Between 2006 and 2012, the facility, called New Life Lodge, allegedly billed TennCase, the Tennessee Medicaid program, for substance abuse therapy that was either never provided or else provided by therapists who were not properly licensed under Tennessee law. The Department of Justice (DOJ) also made several other claims that New Life Lodge: did not make a licensed psychiatrist available to the facility’s patients, a requirement under state regulations; failed to abide by Tennessee Department of Mental Health regulations requiring specific patient-staffing ratios to be maintained; billed in excess of state-licensed bed capacity on behalf of Medicaid patients; and double-billed Medicaid for prescription substance abuse medications that it provided to its residents. New Life Lodge is no longer currently treating Medicaid patients.

The settlement resolves a case originally filed by a whistleblower under the qui tam provisions of the False Claims Act, which allow private citizens to sue on behalf of the government and collect a portion of the reward. The whistleblower in this case is Angie Cederoth, a former employee of New Life Lodge in the billing department. She will receive a $1.5 million share of the total $9.25 million reward.

This case is the latest achievement of the government in battling fraud against federal health care programs. In May 2009, Secretary of Health and Human Services (HSS) Kathleen Sebelius and Attorney General Eric Holder announced the launch of the Health Care Fraud Prevention and Enforcement Action Team (HEAT), a joint initiative of the two departments to coordinate its efforts in this area.
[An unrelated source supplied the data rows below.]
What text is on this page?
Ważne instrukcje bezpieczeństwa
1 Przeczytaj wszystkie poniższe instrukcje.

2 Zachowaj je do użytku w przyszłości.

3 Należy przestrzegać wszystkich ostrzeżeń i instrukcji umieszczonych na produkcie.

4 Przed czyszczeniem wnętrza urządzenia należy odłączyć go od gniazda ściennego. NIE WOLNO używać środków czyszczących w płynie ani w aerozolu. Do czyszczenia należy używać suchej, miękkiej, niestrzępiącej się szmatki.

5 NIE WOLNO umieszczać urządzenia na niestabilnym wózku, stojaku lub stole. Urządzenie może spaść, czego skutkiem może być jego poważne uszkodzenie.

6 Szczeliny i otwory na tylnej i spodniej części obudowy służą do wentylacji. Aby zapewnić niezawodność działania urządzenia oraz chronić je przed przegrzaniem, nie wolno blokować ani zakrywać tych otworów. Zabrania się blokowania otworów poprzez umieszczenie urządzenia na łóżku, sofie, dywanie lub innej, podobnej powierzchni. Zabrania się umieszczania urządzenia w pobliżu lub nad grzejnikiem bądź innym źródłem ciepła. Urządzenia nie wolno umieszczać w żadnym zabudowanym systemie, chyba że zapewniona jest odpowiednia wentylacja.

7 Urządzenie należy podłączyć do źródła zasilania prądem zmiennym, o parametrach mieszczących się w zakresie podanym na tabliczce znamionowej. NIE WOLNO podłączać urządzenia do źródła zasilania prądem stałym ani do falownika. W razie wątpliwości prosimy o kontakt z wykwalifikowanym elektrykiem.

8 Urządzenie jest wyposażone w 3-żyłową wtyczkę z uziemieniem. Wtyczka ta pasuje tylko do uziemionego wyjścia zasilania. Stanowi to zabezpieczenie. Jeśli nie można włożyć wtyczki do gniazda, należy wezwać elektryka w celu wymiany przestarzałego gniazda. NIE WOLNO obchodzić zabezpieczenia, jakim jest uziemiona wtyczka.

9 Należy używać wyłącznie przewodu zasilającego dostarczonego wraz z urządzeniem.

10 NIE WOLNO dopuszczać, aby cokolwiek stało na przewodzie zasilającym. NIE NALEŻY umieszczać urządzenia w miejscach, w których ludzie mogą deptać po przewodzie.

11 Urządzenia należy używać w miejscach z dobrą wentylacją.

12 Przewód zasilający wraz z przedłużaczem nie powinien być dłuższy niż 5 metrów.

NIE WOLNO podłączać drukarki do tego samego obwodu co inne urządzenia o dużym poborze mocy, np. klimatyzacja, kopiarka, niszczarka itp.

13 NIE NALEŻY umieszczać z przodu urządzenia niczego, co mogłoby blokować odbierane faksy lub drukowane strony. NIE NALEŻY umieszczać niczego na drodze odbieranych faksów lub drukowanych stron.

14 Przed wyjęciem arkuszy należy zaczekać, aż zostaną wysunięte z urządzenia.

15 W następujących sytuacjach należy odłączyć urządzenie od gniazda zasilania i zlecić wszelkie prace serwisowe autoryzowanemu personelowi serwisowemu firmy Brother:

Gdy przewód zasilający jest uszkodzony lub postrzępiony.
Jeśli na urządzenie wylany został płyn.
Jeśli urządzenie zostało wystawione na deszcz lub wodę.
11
The False Claims Act is one of the most useful tools at the government’s disposal to target federal health care fraud.

Since January 2009, more than $19 billion has been collected by the DOJ in False Claims Act cases; this includes more than $13.4 billion from cases that involved fraud against federal health care programs.

Six different state and federal agencies cooperated to bring about this settlement: the DOJ’s Civil Division’s Commercial Litigation Branch, HHS’s Office of the Inspector General, the Federal Bureau of Investigation, the U.S. Attorney’s Office for the Middle District of Tennessee, and the Tennessee Bureau of Investigation.

The settlement resolves the allegations in the lawsuit, but no determination of liability was made.